Here the biological metaphor (“admixture”) is applied not to the phenomenon of borrowing of lexical material by one language from another but to the process of mixing and matching wordlists, or lexicographic texts, from different dialects by 19th century recorders of the Tasmanian language. Ironically, the very metaphor of “evolutionary trees” in 19th century biology may have originated in the European (monastic) tradition of comparing and organizing the different versions of the same religious or legal text (Atkinson, Quentin, and Russell D. Gray. 2005. “Curious Parallels and Curious Connections—Phylogenetic Thinking in Biology and Historical Linguistics,” Systematic Biology 54 (4): 513-526).

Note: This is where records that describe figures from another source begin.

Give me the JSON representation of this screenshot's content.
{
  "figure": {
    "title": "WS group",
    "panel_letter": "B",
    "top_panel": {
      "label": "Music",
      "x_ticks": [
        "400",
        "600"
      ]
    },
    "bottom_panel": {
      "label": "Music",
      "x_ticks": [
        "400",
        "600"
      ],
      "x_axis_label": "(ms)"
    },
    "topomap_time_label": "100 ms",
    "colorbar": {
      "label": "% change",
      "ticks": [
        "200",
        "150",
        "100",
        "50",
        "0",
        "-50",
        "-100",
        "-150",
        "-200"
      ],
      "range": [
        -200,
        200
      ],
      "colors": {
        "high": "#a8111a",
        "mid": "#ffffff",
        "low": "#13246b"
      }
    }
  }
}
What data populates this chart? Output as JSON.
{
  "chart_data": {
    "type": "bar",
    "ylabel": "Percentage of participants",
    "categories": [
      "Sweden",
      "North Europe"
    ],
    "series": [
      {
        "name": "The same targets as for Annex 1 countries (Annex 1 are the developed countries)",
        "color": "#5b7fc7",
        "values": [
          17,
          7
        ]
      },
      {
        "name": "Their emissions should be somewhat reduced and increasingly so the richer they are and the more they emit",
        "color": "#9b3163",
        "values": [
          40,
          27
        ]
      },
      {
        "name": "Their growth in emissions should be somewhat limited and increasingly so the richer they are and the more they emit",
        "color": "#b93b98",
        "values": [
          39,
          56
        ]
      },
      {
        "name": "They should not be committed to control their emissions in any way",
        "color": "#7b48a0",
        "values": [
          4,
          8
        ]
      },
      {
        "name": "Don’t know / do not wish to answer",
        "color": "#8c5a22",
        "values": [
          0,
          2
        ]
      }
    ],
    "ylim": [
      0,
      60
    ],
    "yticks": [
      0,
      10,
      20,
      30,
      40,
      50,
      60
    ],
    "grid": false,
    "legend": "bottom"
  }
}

At a time when the application of Bayesian phylogenetics to Indo-European languages – the best studied language family in the world – by scholars with professional affiliations with Australian and New Zealand universities (such as Atkinson, Gray, Bouckaert and others) is facing a strong backlash from the supporters (and increasingly) practitioners of the classical comparative method (Asya Pereltsvaig and Martin Lewis have published on GeoCurrents no fewer than 11 posts against Bouckaert et al. 2012), Australian-born and trained Bowern seems to be reversing the tide by applying similar methods to the least known languages – the poorly attested languages of extinct aborigines of Tasmania.
For instance, Bowern applied the STRUCTURE algorithm (see below, Fig. 2) in order to identify source errors in the wordlists and test whether similarities between dialects interpreted by previous scholars as evidence for genetic relationship between Tasmanian languages are in reality products of mixing and matching on the part of the recorders.
Once Bowern purged the wordlists of admixture effects, she used Neighbor Net (see below, Fig. 3) to sort words with similar sounds and meanings into 5 geographical clusters corresponding to 5 tribal divisions among Tasmanian aborigines recognized by ethnologists.
Finally, Bayesian maximum-likelihood analysis was applied to generate a phylogenetic tree of Tasmanian languages and estimate the probability of internal nodes (see below, Fig. 4).
The analysis showed weak statistical support for all nodes but 4, which gave Bowern reasons to talk about 4 Tasmanian “macrofamilies” – Northeastern, Southeastern-Oyster Bay, Northern and Western. It is unclear why she referred to these divisions as “macrofamilies” instead of “families” considering that a macrofamily is usually a hypothetical language family with low degree of certainty regarding its internal relatedness.
But overall Bowern’s conclusion is rather straightforward – there is no statistical support for ideas such as Joseph Greenberg’s whereby Tasmanian languages are considered as a single family belonging to the hypothetical Indo-Pacific family. From the scanty data that we have, Bowern extracted as much sense as possible to demonstrate that the Tasmanian linguistic situation is more similar to the linguistic situation in Papua New Guinea characterized by high linguistic diversity, rather than to the Australian one defined by the domination of one single language family, Pama-Nyungan, the expansion of which started, according to Bowern, in the mid-Holocene.